Balanced Thinking Cheat Sheet

Spot the distortion → Challenge it → Reframe it

🔹 All-or-Nothing Thinking

“I failed this call—I'm terrible at my job.”
Balanced Reframe: “This didn’t go the way I wanted, but it’s one moment. I’ve handled plenty of things well before.”

🔹 Overgeneralization

“People like me never get promoted.”
Balanced Reframe: “This opportunity didn’t work out, but that doesn’t mean others won’t. Let’s focus on what I can influence.”

🔹 Mental Filtering

“I messed up that one detail—now the whole day is a disaster.”
Balanced Reframe: “Yes, that part didn’t go well. But the rest of the shift was solid, and I handled a lot of things right.”

🔹 Mind Reading

“They didn’t say hi—they must be mad at me.”
Balanced Reframe: “They might be distracted or having a rough day.

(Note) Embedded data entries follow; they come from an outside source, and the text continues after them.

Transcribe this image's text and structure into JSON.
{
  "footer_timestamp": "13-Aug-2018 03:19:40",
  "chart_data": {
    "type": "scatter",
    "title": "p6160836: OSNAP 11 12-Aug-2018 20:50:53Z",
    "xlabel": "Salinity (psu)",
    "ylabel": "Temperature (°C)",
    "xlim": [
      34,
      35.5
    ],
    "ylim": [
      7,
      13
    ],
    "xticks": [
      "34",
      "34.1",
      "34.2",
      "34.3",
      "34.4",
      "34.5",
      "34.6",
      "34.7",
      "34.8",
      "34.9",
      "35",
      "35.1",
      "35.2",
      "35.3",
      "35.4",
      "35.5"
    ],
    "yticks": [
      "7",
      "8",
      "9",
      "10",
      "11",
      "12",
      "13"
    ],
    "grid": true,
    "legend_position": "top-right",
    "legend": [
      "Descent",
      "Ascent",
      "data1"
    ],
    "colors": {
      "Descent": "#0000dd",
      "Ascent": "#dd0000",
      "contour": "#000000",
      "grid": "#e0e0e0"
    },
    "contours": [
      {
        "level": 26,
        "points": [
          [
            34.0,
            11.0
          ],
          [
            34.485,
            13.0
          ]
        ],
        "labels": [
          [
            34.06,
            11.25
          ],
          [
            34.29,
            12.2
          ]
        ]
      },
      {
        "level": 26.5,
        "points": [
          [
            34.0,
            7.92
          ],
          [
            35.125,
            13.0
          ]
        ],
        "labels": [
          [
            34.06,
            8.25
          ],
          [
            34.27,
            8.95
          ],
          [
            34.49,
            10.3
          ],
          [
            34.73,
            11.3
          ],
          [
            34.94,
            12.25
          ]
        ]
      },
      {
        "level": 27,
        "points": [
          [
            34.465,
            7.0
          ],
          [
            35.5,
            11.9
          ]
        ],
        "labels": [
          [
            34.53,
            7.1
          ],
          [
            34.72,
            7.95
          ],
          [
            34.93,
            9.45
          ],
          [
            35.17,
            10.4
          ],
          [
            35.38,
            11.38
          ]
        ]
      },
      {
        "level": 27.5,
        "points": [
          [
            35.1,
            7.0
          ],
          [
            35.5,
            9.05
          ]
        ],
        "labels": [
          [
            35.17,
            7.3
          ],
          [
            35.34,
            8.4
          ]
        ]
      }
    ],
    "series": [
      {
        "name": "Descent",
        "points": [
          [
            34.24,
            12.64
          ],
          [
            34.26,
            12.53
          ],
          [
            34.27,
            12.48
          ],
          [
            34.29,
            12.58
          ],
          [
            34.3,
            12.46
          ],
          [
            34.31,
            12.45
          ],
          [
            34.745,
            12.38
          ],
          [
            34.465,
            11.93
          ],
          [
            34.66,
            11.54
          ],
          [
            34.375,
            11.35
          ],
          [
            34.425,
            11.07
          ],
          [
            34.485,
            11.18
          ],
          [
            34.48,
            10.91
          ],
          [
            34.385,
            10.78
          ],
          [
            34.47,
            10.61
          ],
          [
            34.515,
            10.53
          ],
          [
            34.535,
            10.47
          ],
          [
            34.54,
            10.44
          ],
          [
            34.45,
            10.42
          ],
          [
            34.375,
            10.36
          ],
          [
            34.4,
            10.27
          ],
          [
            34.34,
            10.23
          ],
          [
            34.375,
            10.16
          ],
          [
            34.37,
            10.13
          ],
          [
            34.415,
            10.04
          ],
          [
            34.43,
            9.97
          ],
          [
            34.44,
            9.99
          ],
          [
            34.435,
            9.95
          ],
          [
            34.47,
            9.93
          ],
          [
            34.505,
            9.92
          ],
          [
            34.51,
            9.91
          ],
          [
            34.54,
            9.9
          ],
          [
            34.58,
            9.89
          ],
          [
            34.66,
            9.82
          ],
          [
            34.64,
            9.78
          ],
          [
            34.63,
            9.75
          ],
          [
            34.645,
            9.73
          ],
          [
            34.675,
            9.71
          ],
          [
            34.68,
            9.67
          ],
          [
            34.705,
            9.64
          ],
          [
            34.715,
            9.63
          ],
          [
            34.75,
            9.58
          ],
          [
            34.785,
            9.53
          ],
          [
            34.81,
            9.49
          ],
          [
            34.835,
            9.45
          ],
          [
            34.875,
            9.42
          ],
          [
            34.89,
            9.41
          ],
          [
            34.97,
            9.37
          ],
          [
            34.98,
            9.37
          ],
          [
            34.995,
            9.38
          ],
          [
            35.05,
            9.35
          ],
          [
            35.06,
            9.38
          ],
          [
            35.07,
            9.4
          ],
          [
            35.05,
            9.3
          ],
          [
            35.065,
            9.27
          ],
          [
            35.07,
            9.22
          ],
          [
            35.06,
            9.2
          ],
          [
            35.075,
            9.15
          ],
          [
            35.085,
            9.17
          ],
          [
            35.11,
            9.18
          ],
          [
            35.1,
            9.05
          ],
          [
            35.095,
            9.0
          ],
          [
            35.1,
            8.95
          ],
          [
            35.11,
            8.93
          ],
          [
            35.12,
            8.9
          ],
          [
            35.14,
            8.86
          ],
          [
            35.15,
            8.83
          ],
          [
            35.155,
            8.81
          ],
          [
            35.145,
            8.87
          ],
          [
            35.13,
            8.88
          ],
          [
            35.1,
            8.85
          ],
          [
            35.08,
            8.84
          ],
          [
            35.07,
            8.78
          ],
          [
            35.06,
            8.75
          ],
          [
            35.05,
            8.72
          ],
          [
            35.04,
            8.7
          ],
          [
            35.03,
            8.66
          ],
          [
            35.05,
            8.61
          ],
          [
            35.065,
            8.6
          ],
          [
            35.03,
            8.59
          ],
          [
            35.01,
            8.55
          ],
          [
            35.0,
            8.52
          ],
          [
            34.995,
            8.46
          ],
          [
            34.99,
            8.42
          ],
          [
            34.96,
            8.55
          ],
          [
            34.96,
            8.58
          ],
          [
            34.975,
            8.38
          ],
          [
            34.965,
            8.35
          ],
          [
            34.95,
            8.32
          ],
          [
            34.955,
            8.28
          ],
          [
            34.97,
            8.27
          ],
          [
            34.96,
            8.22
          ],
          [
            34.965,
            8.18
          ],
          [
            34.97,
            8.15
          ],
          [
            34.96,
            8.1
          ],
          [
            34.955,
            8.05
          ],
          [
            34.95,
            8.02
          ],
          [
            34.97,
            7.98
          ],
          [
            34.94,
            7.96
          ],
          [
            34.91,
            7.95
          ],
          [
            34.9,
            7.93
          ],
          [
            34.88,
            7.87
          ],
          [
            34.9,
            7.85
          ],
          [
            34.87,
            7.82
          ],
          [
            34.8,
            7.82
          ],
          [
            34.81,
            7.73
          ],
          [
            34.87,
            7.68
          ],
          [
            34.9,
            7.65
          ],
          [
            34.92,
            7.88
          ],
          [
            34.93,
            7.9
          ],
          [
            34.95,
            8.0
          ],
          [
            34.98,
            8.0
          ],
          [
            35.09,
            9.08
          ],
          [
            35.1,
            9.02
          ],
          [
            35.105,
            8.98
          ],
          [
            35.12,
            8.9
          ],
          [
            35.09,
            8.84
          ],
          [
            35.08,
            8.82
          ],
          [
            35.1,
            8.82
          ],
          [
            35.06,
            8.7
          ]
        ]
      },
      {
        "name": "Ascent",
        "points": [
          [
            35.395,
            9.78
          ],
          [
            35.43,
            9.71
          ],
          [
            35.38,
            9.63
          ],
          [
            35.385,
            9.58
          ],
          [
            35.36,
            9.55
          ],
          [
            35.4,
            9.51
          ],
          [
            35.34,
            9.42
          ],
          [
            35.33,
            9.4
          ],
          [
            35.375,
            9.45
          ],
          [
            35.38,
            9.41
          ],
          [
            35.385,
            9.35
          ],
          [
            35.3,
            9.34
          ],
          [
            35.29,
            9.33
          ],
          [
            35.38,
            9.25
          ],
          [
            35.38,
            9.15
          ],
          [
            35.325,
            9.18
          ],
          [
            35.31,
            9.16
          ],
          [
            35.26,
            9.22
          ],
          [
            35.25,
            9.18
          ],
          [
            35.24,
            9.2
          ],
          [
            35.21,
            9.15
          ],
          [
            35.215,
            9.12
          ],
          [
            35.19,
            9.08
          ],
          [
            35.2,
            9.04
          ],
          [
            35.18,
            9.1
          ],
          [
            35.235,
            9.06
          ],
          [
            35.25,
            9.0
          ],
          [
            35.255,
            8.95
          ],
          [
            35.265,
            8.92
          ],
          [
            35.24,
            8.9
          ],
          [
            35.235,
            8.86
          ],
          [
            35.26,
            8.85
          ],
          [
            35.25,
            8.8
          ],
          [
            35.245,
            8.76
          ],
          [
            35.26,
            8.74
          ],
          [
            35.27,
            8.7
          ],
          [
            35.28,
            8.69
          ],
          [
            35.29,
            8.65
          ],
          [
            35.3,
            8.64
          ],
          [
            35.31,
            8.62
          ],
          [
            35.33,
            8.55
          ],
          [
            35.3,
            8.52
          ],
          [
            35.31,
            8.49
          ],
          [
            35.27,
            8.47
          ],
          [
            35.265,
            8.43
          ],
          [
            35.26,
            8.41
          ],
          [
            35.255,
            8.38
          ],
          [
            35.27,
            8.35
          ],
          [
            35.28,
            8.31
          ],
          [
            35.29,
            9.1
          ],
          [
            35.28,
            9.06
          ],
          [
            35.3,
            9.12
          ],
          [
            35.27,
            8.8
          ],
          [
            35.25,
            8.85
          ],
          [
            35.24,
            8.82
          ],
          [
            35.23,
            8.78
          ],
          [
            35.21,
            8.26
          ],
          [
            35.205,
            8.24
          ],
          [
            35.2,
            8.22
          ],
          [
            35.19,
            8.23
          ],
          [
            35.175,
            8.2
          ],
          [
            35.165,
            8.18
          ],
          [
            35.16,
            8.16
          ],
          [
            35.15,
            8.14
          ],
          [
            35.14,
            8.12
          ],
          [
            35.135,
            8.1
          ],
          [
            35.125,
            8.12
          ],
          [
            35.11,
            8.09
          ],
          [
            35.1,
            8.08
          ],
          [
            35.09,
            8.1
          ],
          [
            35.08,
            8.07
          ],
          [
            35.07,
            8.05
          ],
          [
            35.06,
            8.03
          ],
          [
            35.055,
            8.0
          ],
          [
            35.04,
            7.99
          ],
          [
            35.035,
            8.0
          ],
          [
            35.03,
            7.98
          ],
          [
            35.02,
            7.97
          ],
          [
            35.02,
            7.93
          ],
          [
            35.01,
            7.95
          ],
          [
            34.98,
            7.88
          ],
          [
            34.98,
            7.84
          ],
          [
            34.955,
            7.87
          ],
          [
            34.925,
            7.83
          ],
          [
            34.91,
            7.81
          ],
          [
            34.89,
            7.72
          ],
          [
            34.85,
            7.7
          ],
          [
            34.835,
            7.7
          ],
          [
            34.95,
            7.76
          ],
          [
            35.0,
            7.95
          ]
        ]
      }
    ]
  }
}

I won’t assume—it’s better to check in.”

🔹 Catastrophizing

“If I screw this up, everything will fall apart.”
Balanced Reframe: “This is important, but it’s not life or death. I can prep, show up, and handle it one step at a time.”

🔹 Labeling

“I’m such an idiot for doing that.”
Balanced Reframe: “I made a mistake—everyone does. I can learn from this and move forward.”

🔹 Should Statements

“I should be handling this better.”
Balanced Reframe: “I’m doing the best I can under the circumstances. That’s enough for now.”

🔹 Personalization

“That team’s tension is probably my fault.”
Balanced Reframe: “There may be tension, but it’s not all on me. I’ll clarify what I can and stay open to feedback.”

🔁 Quick Tools to Recenter:

  • Ask: “What’s the evidence for this? What’s another possible explanation?”

  • Reframe: “A more balanced way of seeing this is…”

  • Pause and breathe before responding. Let your second thought lead—not your first.